On a side note, Z is not too dissimilar formulation from doug's rbf if you consider that np.sqrt(np.square(X + Y)) is essentially the same as as np.abs(X + Y) in this case.

I do not have access to Crisitanini's paper but I'd approach that problem too in a similar way, starting with a toy version (by the way, checkerboard code thanks to none other than doug):

checkerboard

A possible intuition here is that the sum of row and column indices for the black squares would be always even, whereas for the white squares would be always odd, so adding as a third dimension something like (row_index + col_index) % 2 would do the trick in this simple version. In a larger, more complex checkerboard dataset, like this I found on the web:

Cristianini-like?

things aren't so simple, but perhaps one could cascade clustering to find the the 16 clusters' mean X and Y locations (perhaps using medoids clustering), then apply a version of the "modulo kernel trick"?

With the disclaimer that I have not worked with a ton of classification problems, so far I have found that in making a toy version of a complex one, I've usually gained a 'numerical' intuition as to the kind of solution that might work.

Finally, as posted in a comment to doug's answer, I don't find anything wrong with an empirical approach like his, studying the performance of all possible kernels by passing them to grid search in nested crossvalidation with the same algorithm (SVC) and changing only the kernel. You could add to that approach by plotting the respective margins in the transformed feature spaces: for example, for rbf, using the equation suggested by Doug (and Sebastian Raschka's routine for plotting decision regions - cell 13 here).

UPDATE October 27/17 In a conversation on my slack channel, another geophysicist asked me about the case in which the XOR gate is designed as 0s and 1s as opposed to -1s and 1s (the latter being similar to a classic problem in exploration geophysics, hence my initial toy example).

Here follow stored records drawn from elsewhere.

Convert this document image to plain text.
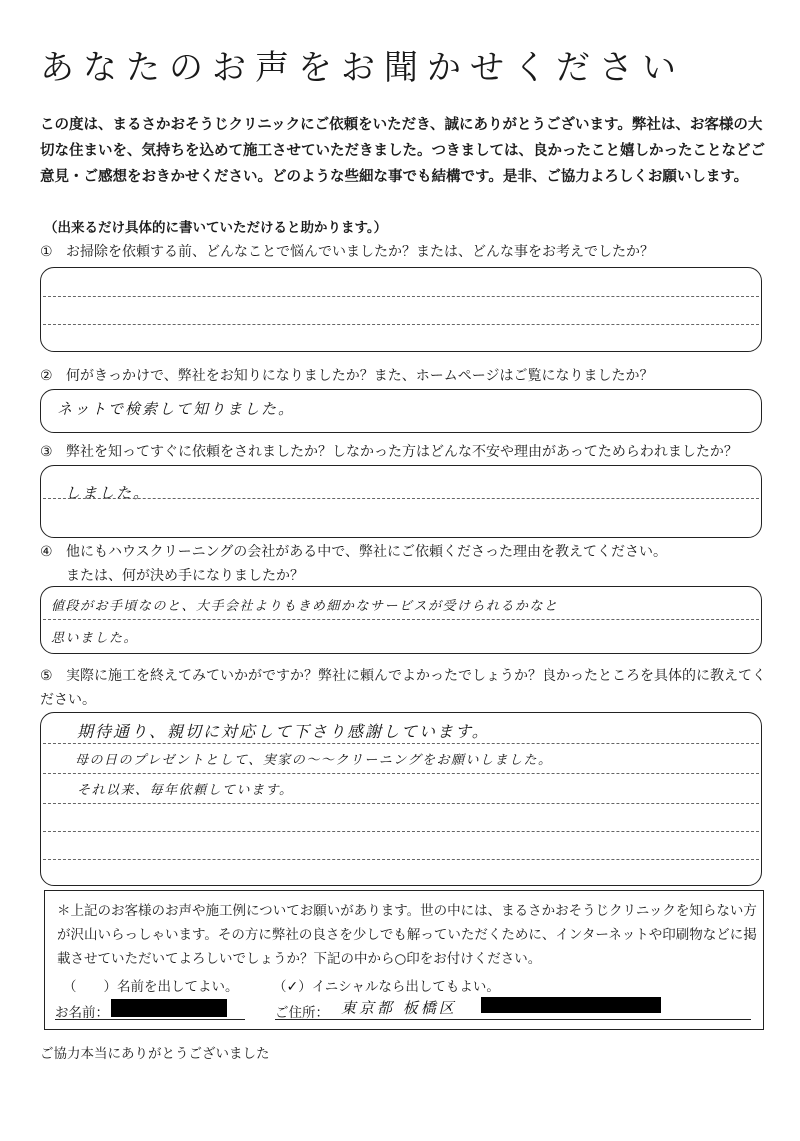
あなたのお声をお聞かせください
この度は、まるさかおそうじクリニックにご依頼をいただき、誠にありがとうございます。弊社は、お客様の大切な住まいを、気持ちを込めて施工させていただきました。つきましては、良かったこと嬉しかったことなどご意見・ご感想をおきかせください。どのような些細な事でも結構です。是非、ご協力よろしくお願いします。
（出来るだけ具体的に書いていただけると助かります。）
① お掃除を依頼する前、どんなことで悩んでいましたか？または、どんな事をお考えでしたか？
② 何がきっかけで、弊社をお知りになりましたか？また、ホームページはご覧になりましたか？
ネットで検索して知りました。
③ 弊社を知ってすぐに依頼をされましたか？しなかった方はどんな不安や理由があってためらわれましたか？
しました。
④ 他にもハウスクリーニングの会社がある中で、弊社にご依頼くださった理由を教えてください。
または、何が決め手になりましたか？
値段がお手頃なのと、大手会社よりもきめ細かなサービスが受けられるかなと
思いました。
⑤ 実際に施工を終えてみていかがですか？弊社に頼んでよかったでしょうか？良かったところを具体的に教えてください。
期待通り、親切に対応して下さり感謝しています。
母の日のプレゼントとして、実家の〜〜クリーニングをお願いしました。
それ以来、毎年依頼しています。
＊上記のお客様のお声や施工例についてお願いがあります。世の中には、まるさかおそうじクリニックを知らない方が沢山いらっしゃいます。その方に弊社の良さを少しでも解っていただくために、インターネットや印刷物などに掲載させていただいてよろしいでしょうか？下記の中から○印をお付けください。
（　　）名前を出してよい。	（✓）イニシャルなら出してもよい。
お名前：	ご住所： 東京都 板橋区
ご協力本当にありがとうございました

If I were to tackle the XOR gate with 0s and 1s, and did not have at disposal the knowledge about the rbf kernel, in this case too I'd sit and loo at the problem in terms of the coordinates of those problems and see if I could come up with a transformation.

XOR_II

My first observation here was that the Os sit on the x=y line, the Xs on the x=-y line, so the difference x-y would be 0 (or small with a bit of noise) in on case, +/-1 in the other, respectively. The absolute value would take care of the sign, hence Z = np.abs(X-Y) would work. Which, by the way, is very similar to doug's rbf = np.exp(-gamma * np.abs(x - y)**2) (another reason to upvote his answer); and in fact, his rbf is a more general solution, working in all XOR cases.

0
votes

I am looking for some polynomial kernel work through examples and stumbled on this post. A couple of things that might help if you are still looking are this toolkit (http://www2.fml.tuebingen.mpg.de/raetsch/projects/shogun) which uses multiple kernel learning, where you can choose a wide selection of kernel methods and then the learning will choose the best for the problem, so you don't have to.

An easier more traditional method for your choice of kernel is to use cross-validation with different kernel methods to find the best.

Hope this helps you or anyone else reading around kernel methods.